Harry accéléra encore le mouvement en gémissant bruyamment dans le dos du blond. Le rythme était déchaîné, violent.

Pour maintenir sa prise, Harry avait les deux mains fermement posées sur les hanches de Draco qui lui se tenait au mur et accompagnait le mouvement de son bassin.

- Touche-toi, dit-il au blond qui, obéissant, détacha sa main du mur et la glissa jusqu'à sa virilité.

Il ne lui fallut que quelques effleurements pour qu'il se libère contre le mur, dans un état presque extatique. Son orgasme fut littéralement aveuglant.

Celui de Harry fut tout aussi puissant et il étouffa son cri contre l'épaule de Draco.

- Tu vas me tuer Malefoy, dit Harry en reprenant ses esprits mais en restant en lui et tout contre lui.

- C'était donc ça le secret pour terrasser le Survivant ... dit-il dans un souffle. Voldemort m'aurait payé cher pour une information pareille ...

Harry se mit à rire doucement et se retira finalement.

D'un sort de nettoyage, il fit disparaître les traces de leur forfait. Draco remontait son pantalon et cherchait des yeux où avait bien pu atterrir son t-shirt.

- Tu veux prendre une douche ? Demanda Harry.

- Je ... je vais rentrer... dit Draco. C'était une journée totalement ... incroyable, rajouta-t-il dans un sourire. Merci Potter.

- De rien, Malefoy. On remet ça quand tu veux.

Alors que le blond s'apprêtait à partir, Harry lui dit :

- Tu sais, on est des adultes. On baise. Je ne vais rien en déduire si tu décides de rester ...

Malefoy sourit malicieusement mais répéta néanmoins :

- Merci Potter. Je vais rentrer.

- Comme tu veux ... A bientôt Malefoy.

Curieusement, Harry n'avait pas envie de le voir passer sa porte et se détourna pour gagner directement la salle de bain. Alors qu'il était dans le couloir, il entendit la porte d'entrée s'ouvrir et se refermer.

Et voilà.
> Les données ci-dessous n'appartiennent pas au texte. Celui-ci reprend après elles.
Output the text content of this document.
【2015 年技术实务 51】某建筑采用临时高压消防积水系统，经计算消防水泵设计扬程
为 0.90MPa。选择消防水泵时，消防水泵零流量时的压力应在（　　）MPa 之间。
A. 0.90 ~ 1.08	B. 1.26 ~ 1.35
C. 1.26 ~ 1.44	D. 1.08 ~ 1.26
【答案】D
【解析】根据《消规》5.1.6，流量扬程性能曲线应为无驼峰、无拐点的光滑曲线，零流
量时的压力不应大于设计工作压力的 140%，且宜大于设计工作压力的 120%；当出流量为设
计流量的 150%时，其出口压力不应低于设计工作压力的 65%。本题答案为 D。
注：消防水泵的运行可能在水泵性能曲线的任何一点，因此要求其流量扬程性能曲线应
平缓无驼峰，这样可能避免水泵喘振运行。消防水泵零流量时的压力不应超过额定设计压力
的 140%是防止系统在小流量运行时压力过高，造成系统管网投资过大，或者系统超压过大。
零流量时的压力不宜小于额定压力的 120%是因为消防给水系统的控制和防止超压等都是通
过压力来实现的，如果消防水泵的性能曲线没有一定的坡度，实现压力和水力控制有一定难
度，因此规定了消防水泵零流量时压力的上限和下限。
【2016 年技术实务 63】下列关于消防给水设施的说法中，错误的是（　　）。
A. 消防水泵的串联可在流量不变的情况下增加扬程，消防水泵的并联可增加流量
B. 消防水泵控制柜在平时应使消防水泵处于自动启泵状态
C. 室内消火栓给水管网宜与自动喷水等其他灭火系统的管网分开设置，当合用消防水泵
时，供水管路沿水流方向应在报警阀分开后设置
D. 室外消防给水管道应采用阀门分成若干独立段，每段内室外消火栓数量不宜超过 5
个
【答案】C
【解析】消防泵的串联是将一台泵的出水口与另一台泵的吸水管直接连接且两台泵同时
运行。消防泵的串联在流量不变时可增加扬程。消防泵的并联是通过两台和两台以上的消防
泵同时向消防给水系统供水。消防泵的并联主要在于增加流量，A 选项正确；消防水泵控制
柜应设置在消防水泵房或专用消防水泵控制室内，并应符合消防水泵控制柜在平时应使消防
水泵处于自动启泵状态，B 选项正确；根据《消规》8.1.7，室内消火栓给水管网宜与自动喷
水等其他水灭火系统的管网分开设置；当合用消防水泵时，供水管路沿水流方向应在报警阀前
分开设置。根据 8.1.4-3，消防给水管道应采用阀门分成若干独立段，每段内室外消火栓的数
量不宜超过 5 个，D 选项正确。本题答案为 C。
Il est parti.

Il se dévêtit dans sa chambre et alors qu'il allait entrer dans la salle de bain, il entendit une voix dans son dos, délicieusement traînante :

- Tu es sûr que tu ne vas rien en déduire ?

- Absolument sûr, dit-il en se retournant pour fixer Draco dans le yeux. De toute façon, pour déduire, il faut avoir un cerveau. Or, j'en suis dépourvu depuis la naissance, n'est-ce pas ? Donc ...

Le propos fit sourire le blond qui avança vers le brun, semant t-shirt et pantalon sur le chemin.